CRV is the native governance and reward token of Curve Finance, one of the top decentralized exchanges (DEX) in the DeFi space, and was founded by Michael Egorov in 2020.
Unlike other DEXes that handle all kinds of token swaps, Curve Finance is built specifically for swapping stablecoins such as USDT, USDC, and DAI with ultra-low fees and minimal slippage.
This specialized focus has made it the backbone of DeFi liquidity.
Here, investors who deposit their stablecoins into liquidity pools earn trading fees and CRV tokens as rewards.
In fact, if you lock your CRV tokens, you receive veCRV, which grants voting power as well as a share of protocol fees. The longer you lock your tokens, the greater your voting power becomes.
What truly matters for the platform is its scale and reach. Data shows that total trading volume increased from $119 billion in 2024 to $126 billion in 2025.
Curve now captures 44% of all DEX fee revenue on Ethereum, up 16% from the previous year. Meanwhile, its total value locked (TVL) across multiple blockchains has surpassed $3.20 billion, making it one of the top five DEXs globally.
Whereas protocols like Aave, Yearn Finance, Convex, and Frax route a significant portion of their liquidity through Curve’s pools, meaning that if Curve were to stop functioning, a large part of the DeFi ecosystem could potentially slow down with it.
Besides these, Curve Finance generates revenue in three ways: trading fees, crvUSD lending, and CRV emissions.
Through trading fees, the protocol earns a small portion of the fees collected from swaps, while the majority is distributed to liquidity providers. Since Curve launched its own stablecoin, crvUSD, users can borrow it by locking up collateral, allowing the protocol to earn fees from these loans.
Meanwhile, through CRV emissions, the protocol distributes CRV tokens as additional rewards to liquidity providers, helping incentivize liquidity across its pools.
The key development that looks positive for Curve Finance is its decision to reduce the CRV inflation rate to 5.02% in August 2025, cutting nearly 22 million CRV tokens per year in selling pressure.
This means fewer new tokens are entering circulation, reducing constant sell-offs from emissions and potentially making CRV more valuable over time.
However, the founder itself proposed a protocol called Yield Basis to give CRV holders more ways to earn income.

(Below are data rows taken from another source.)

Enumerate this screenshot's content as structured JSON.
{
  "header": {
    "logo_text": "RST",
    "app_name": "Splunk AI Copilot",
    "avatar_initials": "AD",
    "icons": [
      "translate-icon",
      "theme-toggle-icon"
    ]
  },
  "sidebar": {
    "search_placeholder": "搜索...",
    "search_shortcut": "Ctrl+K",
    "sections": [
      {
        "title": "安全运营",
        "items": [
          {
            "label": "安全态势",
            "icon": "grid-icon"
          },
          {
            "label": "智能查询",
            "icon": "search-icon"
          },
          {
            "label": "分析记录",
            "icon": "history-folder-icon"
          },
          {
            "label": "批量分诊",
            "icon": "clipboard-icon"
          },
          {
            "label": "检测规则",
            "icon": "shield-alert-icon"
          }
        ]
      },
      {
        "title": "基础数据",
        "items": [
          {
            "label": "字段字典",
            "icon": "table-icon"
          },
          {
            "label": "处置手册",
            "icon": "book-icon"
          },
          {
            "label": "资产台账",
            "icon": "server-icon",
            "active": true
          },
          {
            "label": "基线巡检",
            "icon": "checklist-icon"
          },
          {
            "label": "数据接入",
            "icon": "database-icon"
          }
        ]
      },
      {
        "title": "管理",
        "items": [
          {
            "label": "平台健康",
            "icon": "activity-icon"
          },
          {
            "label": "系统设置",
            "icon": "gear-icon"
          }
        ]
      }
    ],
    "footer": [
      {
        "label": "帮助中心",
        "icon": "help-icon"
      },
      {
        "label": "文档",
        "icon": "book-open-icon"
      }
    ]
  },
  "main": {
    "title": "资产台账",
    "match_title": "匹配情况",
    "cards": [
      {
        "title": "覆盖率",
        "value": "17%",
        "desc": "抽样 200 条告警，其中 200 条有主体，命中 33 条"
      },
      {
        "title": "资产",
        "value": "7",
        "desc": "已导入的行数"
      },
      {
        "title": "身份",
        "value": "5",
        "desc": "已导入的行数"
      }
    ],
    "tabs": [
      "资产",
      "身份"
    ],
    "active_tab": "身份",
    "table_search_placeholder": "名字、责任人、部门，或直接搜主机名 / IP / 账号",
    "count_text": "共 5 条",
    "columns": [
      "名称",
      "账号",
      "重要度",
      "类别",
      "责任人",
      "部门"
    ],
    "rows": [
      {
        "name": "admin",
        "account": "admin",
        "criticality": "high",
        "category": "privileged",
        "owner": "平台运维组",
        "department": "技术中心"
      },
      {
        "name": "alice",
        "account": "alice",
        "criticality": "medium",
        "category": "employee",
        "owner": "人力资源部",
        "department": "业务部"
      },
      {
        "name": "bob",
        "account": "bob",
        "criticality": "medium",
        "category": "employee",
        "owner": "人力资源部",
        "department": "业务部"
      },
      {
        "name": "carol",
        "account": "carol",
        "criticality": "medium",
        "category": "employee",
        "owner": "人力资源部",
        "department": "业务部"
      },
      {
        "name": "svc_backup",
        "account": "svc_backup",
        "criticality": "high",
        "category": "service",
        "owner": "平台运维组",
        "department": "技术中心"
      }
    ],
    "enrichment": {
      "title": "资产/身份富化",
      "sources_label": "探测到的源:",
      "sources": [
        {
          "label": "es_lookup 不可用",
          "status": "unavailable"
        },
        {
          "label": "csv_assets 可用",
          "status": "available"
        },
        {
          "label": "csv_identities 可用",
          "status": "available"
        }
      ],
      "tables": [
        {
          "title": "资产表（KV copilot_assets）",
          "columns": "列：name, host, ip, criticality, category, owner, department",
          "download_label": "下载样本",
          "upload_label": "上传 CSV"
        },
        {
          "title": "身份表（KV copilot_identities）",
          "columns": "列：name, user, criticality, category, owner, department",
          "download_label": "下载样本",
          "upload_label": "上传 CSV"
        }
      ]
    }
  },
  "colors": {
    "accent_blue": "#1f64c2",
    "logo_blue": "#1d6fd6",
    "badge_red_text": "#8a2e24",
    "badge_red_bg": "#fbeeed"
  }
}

In this, the plan is to issue $60 million in crvUSD to fund three Bitcoin-focused pools (WBTC, cbBTC, tBTC).
Between 35% and 65% of Yield Basis yields flow back to veCRV holders. This means holding and locking CRV now gives exposure to Bitcoin DeFi yield in addition to stablecoin. So, that Curve is trying to make CRV holders earn from Bitcoin activity too.
Whereas, the concerning part for Curve Finance is its security-related incidents. On the 5th of May 2025, the protocol experienced a major security breach, but not through its code or smart contracts. Instead, its official X account was compromised in a social engineering attack.
Despite the incident, the CRV token recovered quickly after the Curve team confirmed that no protocol-level breach had occurred and that user funds remained safe.
More seriously, during the market crash in October 2025, liquidation failures in Curve’s LlamaLend market resulted in nearly $700,000 in bad debt.
To address the issue, founder Michael Egorov later proposed a market-based recovery solution aimed at covering the losses and restoring confidence in the protocol.